6.2 Complements

In order to make an $M$-type kernel estimate scale invariant, it must be coupled with an estimate of scale. This coupling can be done by simultaneously estimating the regression and the scale curve. To fix ideas, assume that

\begin{displaymath}f(y\vert x)=(1/\sigma(x)) f_0((y-m(x))/ \sigma(x)),
x \in \mathbb{R}^d,\end{displaymath}

with an unknown $f_0$ and regression curve $m(x)$ and scale curve $\sigma (x)$. Define, for the moment,

\begin{displaymath}\psi(u) = -(d/du) \log f(u \vert x)\end{displaymath}

and

\begin{displaymath}\chi(u) = (\psi(u) u - 1).\end{displaymath}

Also define for $v \in \mathbb{R}, w \in \mathbb{R}^+$ and fixed $x \in \mathbb{R}^d$,
$\displaystyle T_1(v,w)$ $\textstyle =$ $\displaystyle \int \psi\left({y-v \over w}\right) d F(y \vert x)$ (6.2.8)
$\displaystyle T_2(v,w)$ $\textstyle =$ $\displaystyle \int \chi \left({y-v \over w}\right) d F(y \vert x).$ (6.2.9)

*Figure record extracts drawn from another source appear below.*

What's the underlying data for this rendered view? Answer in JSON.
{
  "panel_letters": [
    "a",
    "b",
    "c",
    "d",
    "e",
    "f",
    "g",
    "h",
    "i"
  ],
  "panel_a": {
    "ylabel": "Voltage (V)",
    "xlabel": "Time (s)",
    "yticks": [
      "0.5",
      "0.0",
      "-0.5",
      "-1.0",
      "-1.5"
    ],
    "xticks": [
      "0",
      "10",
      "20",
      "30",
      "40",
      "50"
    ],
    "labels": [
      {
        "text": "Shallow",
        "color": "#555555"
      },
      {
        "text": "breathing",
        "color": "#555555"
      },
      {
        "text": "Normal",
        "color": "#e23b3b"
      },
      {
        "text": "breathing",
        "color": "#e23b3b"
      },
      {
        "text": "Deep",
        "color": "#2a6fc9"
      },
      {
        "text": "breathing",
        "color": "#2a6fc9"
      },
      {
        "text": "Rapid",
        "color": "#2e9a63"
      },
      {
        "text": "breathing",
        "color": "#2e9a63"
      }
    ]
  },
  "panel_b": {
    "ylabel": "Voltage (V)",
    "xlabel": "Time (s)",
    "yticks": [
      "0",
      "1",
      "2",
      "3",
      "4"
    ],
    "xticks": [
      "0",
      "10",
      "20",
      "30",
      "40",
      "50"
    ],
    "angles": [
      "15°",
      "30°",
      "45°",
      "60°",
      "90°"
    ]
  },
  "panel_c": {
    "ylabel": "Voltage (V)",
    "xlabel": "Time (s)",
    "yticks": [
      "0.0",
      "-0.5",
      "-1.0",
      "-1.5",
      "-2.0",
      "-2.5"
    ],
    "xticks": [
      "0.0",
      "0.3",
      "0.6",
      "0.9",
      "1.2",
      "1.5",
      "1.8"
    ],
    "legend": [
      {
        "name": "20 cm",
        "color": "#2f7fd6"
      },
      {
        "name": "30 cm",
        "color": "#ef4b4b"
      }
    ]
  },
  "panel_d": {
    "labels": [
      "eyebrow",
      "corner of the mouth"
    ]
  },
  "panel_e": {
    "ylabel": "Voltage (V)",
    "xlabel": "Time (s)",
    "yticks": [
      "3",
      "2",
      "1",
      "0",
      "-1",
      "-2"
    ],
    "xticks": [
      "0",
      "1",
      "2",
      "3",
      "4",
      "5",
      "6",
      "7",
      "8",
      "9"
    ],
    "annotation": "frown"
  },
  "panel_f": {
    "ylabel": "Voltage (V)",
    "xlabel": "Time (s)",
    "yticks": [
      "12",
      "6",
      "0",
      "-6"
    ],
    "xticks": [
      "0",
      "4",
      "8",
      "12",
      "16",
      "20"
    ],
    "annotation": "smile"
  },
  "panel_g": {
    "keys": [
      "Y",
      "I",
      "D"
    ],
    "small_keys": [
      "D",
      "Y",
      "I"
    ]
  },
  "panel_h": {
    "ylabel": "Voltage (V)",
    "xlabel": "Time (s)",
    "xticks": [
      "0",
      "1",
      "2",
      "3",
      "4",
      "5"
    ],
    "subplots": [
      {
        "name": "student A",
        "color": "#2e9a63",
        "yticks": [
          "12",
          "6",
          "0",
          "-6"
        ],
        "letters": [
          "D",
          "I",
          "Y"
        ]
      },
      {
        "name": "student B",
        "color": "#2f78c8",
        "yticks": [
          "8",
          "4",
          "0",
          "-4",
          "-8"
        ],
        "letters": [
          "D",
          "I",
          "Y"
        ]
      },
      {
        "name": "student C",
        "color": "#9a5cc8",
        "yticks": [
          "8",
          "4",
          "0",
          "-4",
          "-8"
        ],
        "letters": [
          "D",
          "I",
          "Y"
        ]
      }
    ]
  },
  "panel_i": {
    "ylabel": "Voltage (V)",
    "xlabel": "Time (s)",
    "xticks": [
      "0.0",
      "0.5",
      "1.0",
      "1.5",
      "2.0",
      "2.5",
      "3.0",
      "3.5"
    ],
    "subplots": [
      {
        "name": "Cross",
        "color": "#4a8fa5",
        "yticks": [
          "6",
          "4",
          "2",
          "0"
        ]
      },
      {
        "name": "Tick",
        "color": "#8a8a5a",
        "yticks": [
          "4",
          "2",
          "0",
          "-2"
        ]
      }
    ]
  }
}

The curves $(m(x),\sigma(x))$ satisfy by definition

\begin{displaymath}T_1(m(x), \sigma(x)) =T_2(m(x),\sigma(x))=0.\end{displaymath}

In practice, one does not know $F(\cdot\vert x)$ and hence cannot compute $T_1$ or $T_2$. The approach taken is to replace $F(\cdot\vert x)$ by $F_n(\cdot \vert x)$, a kernel estimate of the conditional distribution function, and to assume that $\psi$ and $\chi$ are bounded functions to achieve desirable robustness properties. Huber (1981, chapter 6.4) gives examples of functions $\psi$ and $\chi$. One of them is

\begin{eqnarray*}
\psi(u) &= &\min (c, \max(-c,u)),\ c>0, \cr
\chi(u) &=& \psi^2(u) - \beta, \end{eqnarray*}



with $\beta= E_{\Phi} \psi^2(u),$ where $\Phi$ denotes the standard normal distribution. Consistency for the scale estimate may be obtained for the normal model: Under the assumption that the error is standard normally distributed, the functions $\psi(u)=u$ and $\chi(u)= \psi^2(u)- \beta = u^2-1
$ give the conditional mean as regression curve $m(x)$ and the conditional standard deviation as scale curve $\sigma (x)$. In fact, the parameter $\beta$ plays the role of a normalizing constant: If one wishes to ``interpret" the scale curve with respect to some other distribution $G$ different from the normal $\Phi$, one can set $\beta = E_G \psi^2(u)$.

The functions $T_1$ and $T_2$ can be estimated by Nadaraya-Watson kernel weights $\{ W_{hi} (x) \}^n_{i=1}$ (as in 3.1.1)

$\displaystyle \hat T_{1h}(v,w)$ $\textstyle =$ $\displaystyle n^{-1} \sum^n_{i=1} W_{hi}
(x) \psi\left({Y_i-v \over w}\right),$ (6.2.10)
$\displaystyle \hat T_{2h}(v,w)$ $\textstyle =$ $\displaystyle n^{-1} \sum^n_{i=1} W_{hi}(x) \chi \left({Y_i-v \over
w}\right)\cdotp$ (6.2.11)

Call a joint solution of $T_{1h}(v,w)=T_{2h}(v,w)=0$ a resistant regression and scale curve smoother $(\hat m^M_h (x), \hat\sigma^M_h(x))$. Consistency and asymptotic normality of this smoother were shown under regularity conditions on the kernel and the functions $(m(x),\sigma(x))$ in Härdle and Tsybakov (1988). Optimization of the smoothing parameter for this procedure was considered by Tsybakov (1987).